We're outing the power lobbyists of organic farming!
But first a few questions.
Do they work on the famed "K St." corridor in Washington, D.C.? No. Are they on a first-name basis with senior lawmakers in Congress? No. Do they have a big Washington association behind them filled with former administration officials and congressmen? No. Do they stay at expensive hotels in town? No.
Actually, they're farmers who had to stay in a hotel way out in Maryland.
As Azevedo says: "We go in the front door and get a nice reception but I imagaine that there's other people going in the back door."
Azevedo and others were in town suggesting that Congress allocate more money for organic farming in the current round of the farm bill -- at least to a level commensurate with its growing role in agriculture. The Modesto Bee had a good piece on the issue. The farmers seek
- a $50 million-a-year grant program to assist farmers in adopting organic practices (which would be a new program)

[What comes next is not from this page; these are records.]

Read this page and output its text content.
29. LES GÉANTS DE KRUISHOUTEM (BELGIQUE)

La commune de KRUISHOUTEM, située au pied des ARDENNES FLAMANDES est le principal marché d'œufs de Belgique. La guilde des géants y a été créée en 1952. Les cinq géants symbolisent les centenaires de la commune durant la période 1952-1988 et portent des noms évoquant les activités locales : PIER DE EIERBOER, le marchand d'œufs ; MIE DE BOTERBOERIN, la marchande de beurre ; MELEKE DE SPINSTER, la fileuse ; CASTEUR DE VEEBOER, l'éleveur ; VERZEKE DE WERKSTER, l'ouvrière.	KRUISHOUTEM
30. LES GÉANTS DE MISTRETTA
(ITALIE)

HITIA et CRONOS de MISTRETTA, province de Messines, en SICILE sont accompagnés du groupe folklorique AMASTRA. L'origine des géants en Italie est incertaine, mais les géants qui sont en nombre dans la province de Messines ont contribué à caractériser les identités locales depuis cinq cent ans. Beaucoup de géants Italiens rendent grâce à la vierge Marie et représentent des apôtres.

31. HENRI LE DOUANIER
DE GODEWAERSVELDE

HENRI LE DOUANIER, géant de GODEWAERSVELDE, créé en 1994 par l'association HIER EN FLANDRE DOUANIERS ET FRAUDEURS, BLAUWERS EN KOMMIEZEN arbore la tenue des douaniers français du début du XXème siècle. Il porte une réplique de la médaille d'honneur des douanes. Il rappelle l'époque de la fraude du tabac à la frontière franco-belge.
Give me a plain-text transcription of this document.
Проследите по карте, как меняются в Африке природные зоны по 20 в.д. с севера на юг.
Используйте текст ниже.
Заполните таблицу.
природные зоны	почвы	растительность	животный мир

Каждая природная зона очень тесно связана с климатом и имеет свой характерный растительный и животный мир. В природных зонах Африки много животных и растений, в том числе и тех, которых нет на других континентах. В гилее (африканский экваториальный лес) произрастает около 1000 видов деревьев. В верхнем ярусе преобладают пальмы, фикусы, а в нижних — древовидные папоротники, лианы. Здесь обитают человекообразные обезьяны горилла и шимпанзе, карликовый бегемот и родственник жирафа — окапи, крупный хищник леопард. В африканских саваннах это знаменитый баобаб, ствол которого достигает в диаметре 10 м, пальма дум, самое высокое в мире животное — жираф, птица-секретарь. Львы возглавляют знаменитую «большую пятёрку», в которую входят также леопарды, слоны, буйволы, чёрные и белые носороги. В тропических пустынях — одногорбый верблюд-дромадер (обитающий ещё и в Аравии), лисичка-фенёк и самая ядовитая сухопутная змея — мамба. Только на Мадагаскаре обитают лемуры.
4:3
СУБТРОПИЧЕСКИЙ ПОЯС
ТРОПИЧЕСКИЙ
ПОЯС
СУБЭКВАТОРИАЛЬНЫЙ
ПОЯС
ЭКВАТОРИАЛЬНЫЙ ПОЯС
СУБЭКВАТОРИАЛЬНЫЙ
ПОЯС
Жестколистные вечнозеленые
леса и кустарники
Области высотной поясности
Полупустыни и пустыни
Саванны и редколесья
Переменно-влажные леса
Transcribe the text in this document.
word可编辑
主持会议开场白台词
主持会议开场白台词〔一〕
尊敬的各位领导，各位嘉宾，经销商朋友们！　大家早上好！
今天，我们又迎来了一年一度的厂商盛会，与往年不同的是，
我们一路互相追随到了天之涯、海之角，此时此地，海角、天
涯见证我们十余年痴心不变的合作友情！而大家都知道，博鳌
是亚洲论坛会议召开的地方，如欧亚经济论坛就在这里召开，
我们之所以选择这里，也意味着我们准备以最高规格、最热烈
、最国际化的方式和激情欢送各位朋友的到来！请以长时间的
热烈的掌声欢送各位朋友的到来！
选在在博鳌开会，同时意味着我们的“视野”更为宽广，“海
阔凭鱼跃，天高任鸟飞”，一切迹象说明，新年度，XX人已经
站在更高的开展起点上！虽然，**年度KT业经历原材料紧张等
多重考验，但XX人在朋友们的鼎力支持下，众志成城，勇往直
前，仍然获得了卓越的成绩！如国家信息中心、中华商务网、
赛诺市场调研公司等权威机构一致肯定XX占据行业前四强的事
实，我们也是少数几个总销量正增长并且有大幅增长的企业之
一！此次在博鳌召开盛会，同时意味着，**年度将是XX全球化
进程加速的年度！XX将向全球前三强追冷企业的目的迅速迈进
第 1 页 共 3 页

- $5 million annually to help farmers offset the cost of attaining organic certification (refunding an existing program now out of money). This is the only subsidy specifically for organic farmers, amounting to a grand total of $500 per farm, to offset the costs of organic certification.
- a $25 million-a-year organic farming research program (about double the level currently).
Right now organic food is about 3 percent of the food supply. So if it were to get 3 percent of the $2 billion USDA research budget, that figure would amount to $60 million. Azevedo and others don't think that will happen. They even worry that the $25 million they're seeking now is a long shot.
How much does organic research get now? About $12 million in total, according to Mark Lipson of the Organic Farming Research Foundation.